4. Surrogate Motherhood: Conception in the Heart (Institutional Structures of Feeling) by Helena Ragone

Of all the available reproductive techniques available today, surrogacy is possible the least understood and most controversial option. Although there have been thousands of surrogate-assisted births, perceptions about surrogate motherhood have been colored by ongoing ethical and legal debates and by the media. Here, however, Ragone (cultural anthropologist) sets the controversial issues aside and presents the surrogacy world as described and perceived by those who are most intimately connected to it- from couples who have contacted surrogates to surrogate mothers themselves to program directors and their staff. Based on the latest theoretical research and extensive interviews, this unique research is compelling and frank while avoiding sensationalism and judgment.

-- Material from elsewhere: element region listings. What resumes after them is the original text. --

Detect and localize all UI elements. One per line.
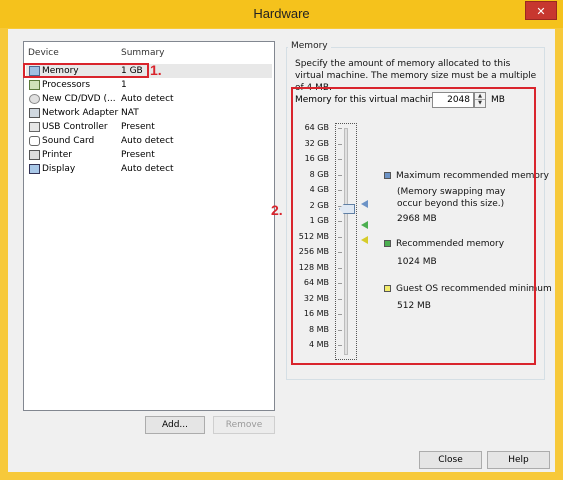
- hardware-dialog: Hardware ✕ Device Summary Memory 1 GB Pr…: [0, 0, 563, 480]
- device-summary: Auto detect: [121, 94, 174, 104]
- device-row-usb-controller[interactable]: USB Controller Present: [26, 120, 272, 134]
- window-title: Hardware: [253, 6, 310, 21]
- device-summary: Present: [121, 150, 155, 160]
- printer-icon: [29, 150, 40, 160]
- device-summary: Auto detect: [121, 164, 174, 174]
- title-bar[interactable]: Hardware ✕: [0, 0, 563, 28]
- device-name: Network Adapter: [42, 108, 119, 118]
- summary-column-header[interactable]: Summary: [121, 48, 165, 58]
- processor-icon: [29, 80, 40, 90]
- device-summary: 1: [121, 80, 127, 90]
- device-name: Sound Card: [42, 136, 95, 146]
- annotation-box-memory-settings: [291, 87, 536, 365]
- memory-group-label: Memory: [288, 41, 331, 51]
- device-name: USB Controller: [42, 122, 108, 132]
- usb-controller-icon: [29, 122, 40, 132]
- device-row-display[interactable]: Display Auto detect: [26, 162, 272, 176]
- device-column-header[interactable]: Device: [28, 48, 59, 58]
- device-name: New CD/DVD (...: [42, 94, 116, 104]
- remove-device-button[interactable]: Remove: [213, 416, 275, 434]
- annotation-label-2: 2.: [271, 202, 283, 218]
- device-list[interactable]: Device Summary Memory 1 GB Processors 1 …: [23, 41, 275, 411]
- device-name: Processors: [42, 80, 91, 90]
- cd-dvd-icon: [29, 94, 40, 104]
- network-adapter-icon: [29, 108, 40, 118]
- close-button[interactable]: Close: [419, 451, 482, 469]
- device-name: Printer: [42, 150, 72, 160]
- help-button[interactable]: Help: [487, 451, 550, 469]
- device-row-printer[interactable]: Printer Present: [26, 148, 272, 162]
- display-icon: [29, 164, 40, 174]
- device-summary: NAT: [121, 108, 139, 118]
- annotation-box-memory-row: [23, 63, 149, 78]
- device-summary: Auto detect: [121, 136, 174, 146]
- device-row-processors[interactable]: Processors 1: [26, 78, 272, 92]
- device-row-network-adapter[interactable]: Network Adapter NAT: [26, 106, 272, 120]
- device-row-sound-card[interactable]: Sound Card Auto detect: [26, 134, 272, 148]
- dialog-body: Device Summary Memory 1 GB Processors 1 …: [8, 29, 555, 472]
- annotation-label-1: 1.: [150, 62, 162, 78]
- device-summary: Present: [121, 122, 155, 132]
- device-list-header: Device Summary: [24, 48, 274, 62]
- add-device-button[interactable]: Add...: [145, 416, 205, 434]
- device-row-cd-dvd[interactable]: New CD/DVD (... Auto detect: [26, 92, 272, 106]
- device-name: Display: [42, 164, 76, 174]
- close-window-icon[interactable]: ✕: [525, 1, 557, 20]
- sound-card-icon: [29, 136, 40, 146]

3. Surrogate Motherhood and the Politics of Reproduction by Susan Markens

Susan Markens tackles one of the most contentious issues on the fertility front in a book that illuminates the cultural wars that have erupted over today’s new-age reproductive technologies. In this innovative analysis of legislative responses to surrogate motherhood in the bellwether states of California and New York, the writer explores how discourses on choice, rights, genetics, race, family, and gender have shaped the policies that target this issue. She examines the opinions of key players including the media, religious groups, women’s organizations, legislators, and others. In a study that reveals surprising ideological agreement among those with divergent views on surrogacy, Markens challenges the common assumptions about how we respond to reproductive technologies whilst offering a fascinating picture of how social policy is shaped by reproductive politics.

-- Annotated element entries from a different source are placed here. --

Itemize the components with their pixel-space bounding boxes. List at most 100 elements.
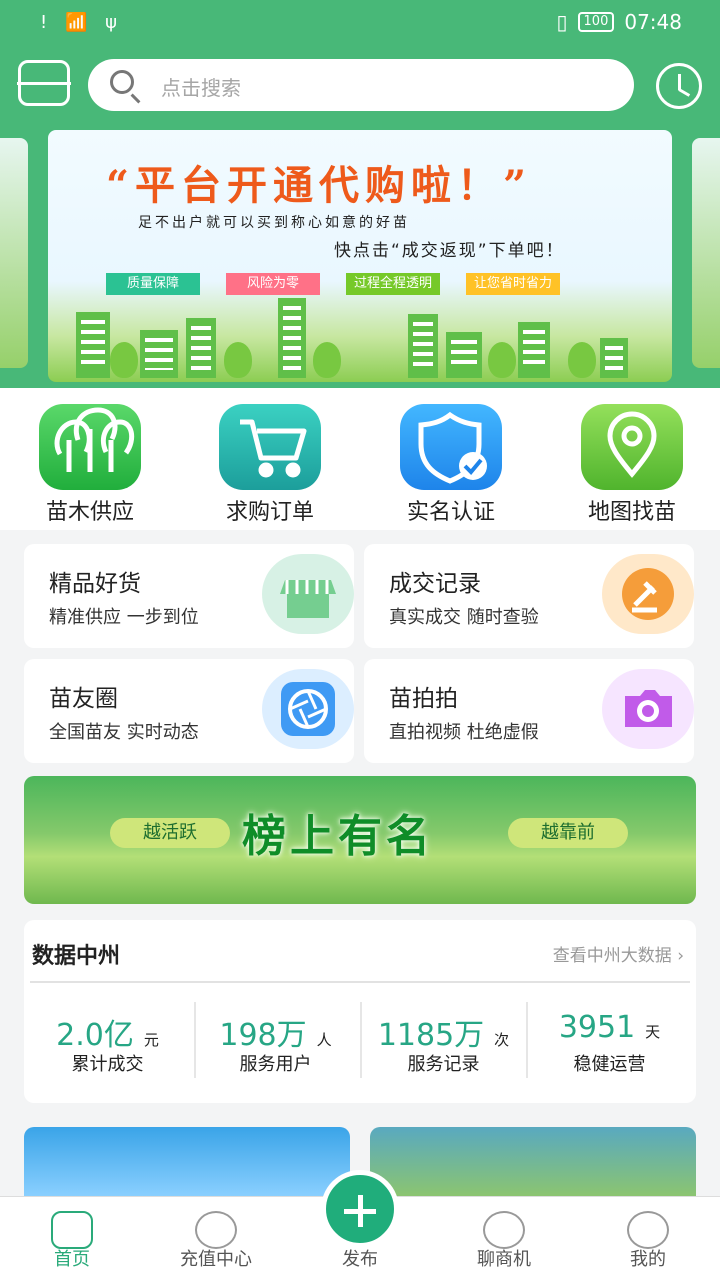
nav-chat-business[interactable]: 聊商机 <box>444 1199 564 1277</box>
nav-recharge[interactable]: 充值中心 <box>156 1199 276 1277</box>
deal-records-card[interactable]: 成交记录 真实成交 随时查验 <box>364 544 694 648</box>
stat-item: 1185万次服务记录 <box>360 1010 527 1078</box>
history-clock-icon[interactable] <box>656 63 702 109</box>
video-shoot-card[interactable]: 苗拍拍 直拍视频 杜绝虚假 <box>364 659 694 763</box>
building-shape <box>186 318 216 378</box>
stat-unit: 人 <box>316 1031 332 1049</box>
stat-label: 累计成交 <box>71 1054 144 1075</box>
tree-shape <box>488 342 516 378</box>
rank-right-tag: 越靠前 <box>508 818 628 848</box>
data-title: 数据中州 <box>32 944 121 969</box>
stat-number: 3951 <box>558 1010 636 1045</box>
nav-mine[interactable]: 我的 <box>588 1199 708 1277</box>
promo-banner[interactable]: “平台开通代购啦！” 足不出户就可以买到称心如意的好苗 快点击“成交返现”下单吧… <box>48 130 672 382</box>
shop-icon <box>262 554 354 634</box>
card-title: 苗友圈 <box>49 686 118 712</box>
banner-tag: 让您省时省力 <box>466 273 560 295</box>
nav-label: 聊商机 <box>477 1249 531 1270</box>
feature-image-right[interactable] <box>370 1127 696 1197</box>
stat-unit: 元 <box>143 1031 159 1049</box>
building-shape <box>518 322 550 378</box>
stat-label: 稳健运营 <box>573 1054 646 1075</box>
search-icon <box>110 70 134 94</box>
stat-item: 198万人服务用户 <box>192 1010 359 1078</box>
card-title: 苗拍拍 <box>389 686 458 712</box>
card-desc: 直拍视频 杜绝虚假 <box>389 722 539 743</box>
building-shape <box>140 330 178 378</box>
chat-icon <box>483 1211 525 1249</box>
nav-label: 首页 <box>54 1249 90 1270</box>
stat-unit: 次 <box>494 1031 510 1049</box>
quick-label[interactable]: 地图找苗 <box>557 494 707 526</box>
verified-shield-icon[interactable] <box>400 404 502 490</box>
status-icons-left: ! 📶 ψ <box>40 12 123 33</box>
rank-left-tag: 越活跃 <box>110 818 230 848</box>
nav-label: 发布 <box>342 1249 378 1270</box>
time: 07:48 <box>624 10 682 34</box>
building-shape <box>600 338 628 378</box>
building-shape <box>76 312 110 378</box>
quick-actions: 苗木供应 求购订单 实名认证 地图找苗 <box>0 388 720 530</box>
status-icons-right: ▯ 100 07:48 <box>557 10 682 34</box>
stat-number: 1185万 <box>377 1018 485 1053</box>
card-desc: 精准供应 一步到位 <box>49 607 199 628</box>
seedling-supply-icon[interactable] <box>39 404 141 490</box>
tree-shape <box>224 342 252 378</box>
nav-label: 我的 <box>630 1249 666 1270</box>
banner-next-card[interactable] <box>692 138 720 368</box>
map-pin-icon[interactable] <box>581 404 683 490</box>
tree-shape <box>110 342 138 378</box>
banner-tags: 质量保障 风险为零 过程全程透明 让您省时省力 <box>106 273 560 295</box>
search-input[interactable]: 点击搜索 <box>88 59 634 111</box>
friends-circle-card[interactable]: 苗友圈 全国苗友 实时动态 <box>24 659 354 763</box>
premium-goods-card[interactable]: 精品好货 精准供应 一步到位 <box>24 544 354 648</box>
banner-tag: 风险为零 <box>226 273 320 295</box>
city-illustration <box>48 296 672 382</box>
battery-level: 100 <box>577 12 615 32</box>
quick-label[interactable]: 求购订单 <box>195 494 345 526</box>
card-desc: 全国苗友 实时动态 <box>49 722 199 743</box>
banner-subtitle: 足不出户就可以买到称心如意的好苗 <box>138 215 410 231</box>
building-shape <box>278 298 306 378</box>
quick-label[interactable]: 苗木供应 <box>15 494 165 526</box>
view-big-data-link[interactable]: 查看中州大数据 › <box>553 941 684 966</box>
data-panel: 数据中州 查看中州大数据 › 2.0亿元累计成交 198万人服务用户 1185万… <box>24 920 696 1103</box>
building-shape <box>446 332 482 378</box>
yen-icon <box>195 1211 237 1249</box>
banner-tag: 质量保障 <box>106 273 200 295</box>
rank-title: 榜上有名 <box>242 811 434 862</box>
banner-headline: “平台开通代购啦！” <box>106 162 533 209</box>
nav-home[interactable]: 首页 <box>12 1199 132 1277</box>
stat-item: 2.0亿元累计成交 <box>24 1010 191 1078</box>
stat-label: 服务用户 <box>239 1054 312 1075</box>
banner-call-to-action: 快点击“成交返现”下单吧！ <box>334 241 565 261</box>
feature-image-left[interactable] <box>24 1127 350 1197</box>
stat-item: 3951 天稳健运营 <box>526 1010 693 1078</box>
banner-tag: 过程全程透明 <box>346 273 440 295</box>
card-title: 精品好货 <box>49 571 141 597</box>
stat-number: 2.0亿 <box>56 1018 134 1053</box>
quick-label[interactable]: 实名认证 <box>376 494 526 526</box>
auction-hammer-icon <box>602 554 694 634</box>
user-icon <box>627 1211 669 1249</box>
divider-line <box>30 981 690 983</box>
tree-shape <box>313 342 341 378</box>
publish-plus-button[interactable] <box>321 1170 399 1248</box>
card-desc: 真实成交 随时查验 <box>389 607 539 628</box>
status-bar: ! 📶 ψ ▯ 100 07:48 <box>0 0 720 46</box>
home-icon <box>51 1211 93 1249</box>
building-shape <box>408 314 438 378</box>
search-placeholder: 点击搜索 <box>161 76 241 100</box>
nav-label: 充值中心 <box>180 1249 252 1270</box>
stat-label: 服务记录 <box>407 1054 480 1075</box>
aperture-icon <box>262 669 354 749</box>
vibrate-icon: ▯ <box>556 10 568 34</box>
tree-shape <box>568 342 596 378</box>
camera-icon <box>602 669 694 749</box>
scan-icon[interactable] <box>17 60 71 106</box>
card-title: 成交记录 <box>389 571 481 597</box>
stat-number: 198万 <box>219 1018 307 1053</box>
ranking-banner[interactable]: 越活跃 榜上有名 越靠前 <box>24 776 696 904</box>
cart-icon[interactable] <box>219 404 321 490</box>
banner-prev-card[interactable] <box>0 138 28 368</box>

2. A Sacred Thread: A True Story of Becoming a Mother and Finding a Family- Half A World Away by Adrienne Arieff

This is an often funny, inspiring and true story of one mother’s journey to starting a family. The author once thought that she would never realize her dream of becoming a mother. However, together with her husband, they soon discovered that while parenthood was still possible, it would require a gift from a total stranger who was half a world away. This stranger was Vaina- happily married with 3 small children but with meager means to build a better life or support her family.

Eye-opening and poignant, this book is a journey that these two women took to create a family via foreign surrogacy. It is a tale of immersing oneself in a totally different culture, joining a group of expectant mothers who are bonded by their hope for children, and following them as they deal with the euphoric lows and highs of the journey, and finally the development of an unbreakable bond between women who, except for a shared love of family, have little else in common.

1. Body/Politics: Studies in Reproduction, Production, and (Re)Construction by Thomas C. Shevory

Negotiating the terrain between eco-pessimism and techno-optimism this book is fundamental in establishing the political connections that exist between technologies of the environment, property, and the body’. Specific technologies that relate to the body such as in vitro fertilization and surrogacy are examined in relation to their legal and political constructions.

The above books should help anyone interested in surrogacy to learn about the medical, legal, as well as emotional aspects of opting for surrogate motherhood as a pathway to parenthood.